Gary Brown, campus planning and landscape architecture director, said in the past, the university focused on constructing buildings on campus, but this time it wanted to focus on its landscape and open space instead.
“The landscape and open space are just as important as the buildings,” Brown said. “[These open spaces] are actually used for teaching a lot and we hope to expand that.”
Brown said the university hopes to add more green space to the south campus area to make it seem more like a part of campus. Right now the southern campus area feels neither like a part of campus nor like a part of downtown Madison, he said. Adding green space could make that area seem more integrated with the central and west campus areas.
These areas would also give students a place to meet up and hang out, similar to how the Union Terrace and Bascom Hill are used now, Brown said.
In addition to creating more green space on campus, Brown said the university hopes to find a way to stop storm water from flowing directly into Lake Mendota. There are 26 storm drains that currently pour storm water directly into the lake, he said.
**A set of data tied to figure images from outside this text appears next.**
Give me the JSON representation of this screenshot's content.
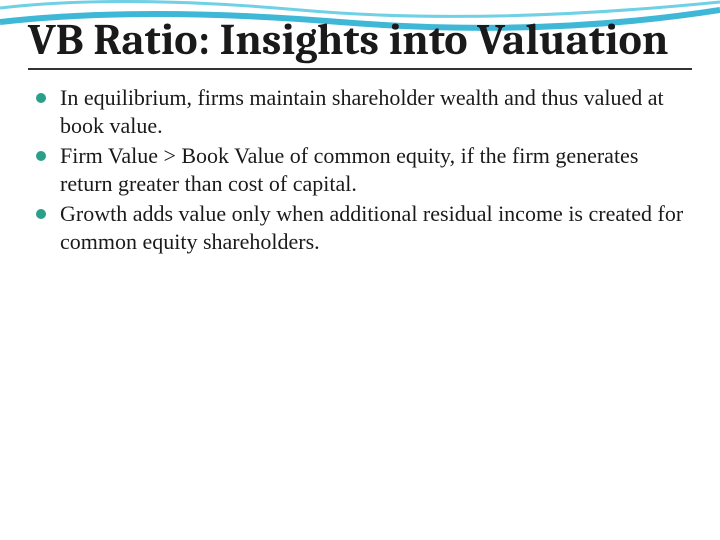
{
  "slide": {
    "title": "VB Ratio: Insights into Valuation",
    "title_fontsize": 44,
    "title_color": "#1a1a1a",
    "underline_color": "#333333",
    "bullets": [
      "In equilibrium, firms maintain shareholder wealth and thus valued at book value.",
      "Firm Value > Book Value of common equity, if the firm generates return greater than cost of capital.",
      "Growth adds value only when additional residual income is created for common equity shareholders."
    ],
    "bullet_fontsize": 22,
    "bullet_color": "#1a1a1a",
    "bullet_marker_color": "#2aa08a",
    "background_color": "#ffffff",
    "wave": {
      "top_curve_color": "#6fd0e6",
      "bottom_curve_color": "#3fb7d6"
    }
  }
}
Storm water has been depositing phosphorus into Mendota via these outfalls, which is “causing all of the problems in the lake,” Brown said. The university hopes to build infrastructure to slow down the flow of water into the lake and try to treat it before it reaches Mendota. Brown said these methods of reducing storm water flow are known as green infrastructure.
“Green infrastructure is really important for us to figure out how to use storm water as a resource,” Brown said. “We want to either slow it down before it gets to the lake or divert it.”
Brown also addressed the university’s plans to improve travel around campus. He said the university hopes to add and remove certain roads to improve pedestrian and bicycle traffic through certain areas of campus.
In the future, UW hopes to turn Charter Street south of Dayton Street into a two-way street, and to remove a portion of Brooks Street from Johnson Street to Dayton Street. He said he hopes to turn the latter into an area similar to East Campus Mall. UW would also add roads between Charter Street and Henry Mall, and between Linden Street and University Avenue to improve pedestrian traffic.
UW also hopes to add two land bridges. One would be at Charter Street and Linden Street and the other would connect Babcock Drive to Chamberlin Avenue.
Most of these changes would theoretically be implemented no sooner than 20 years from now, Brown said.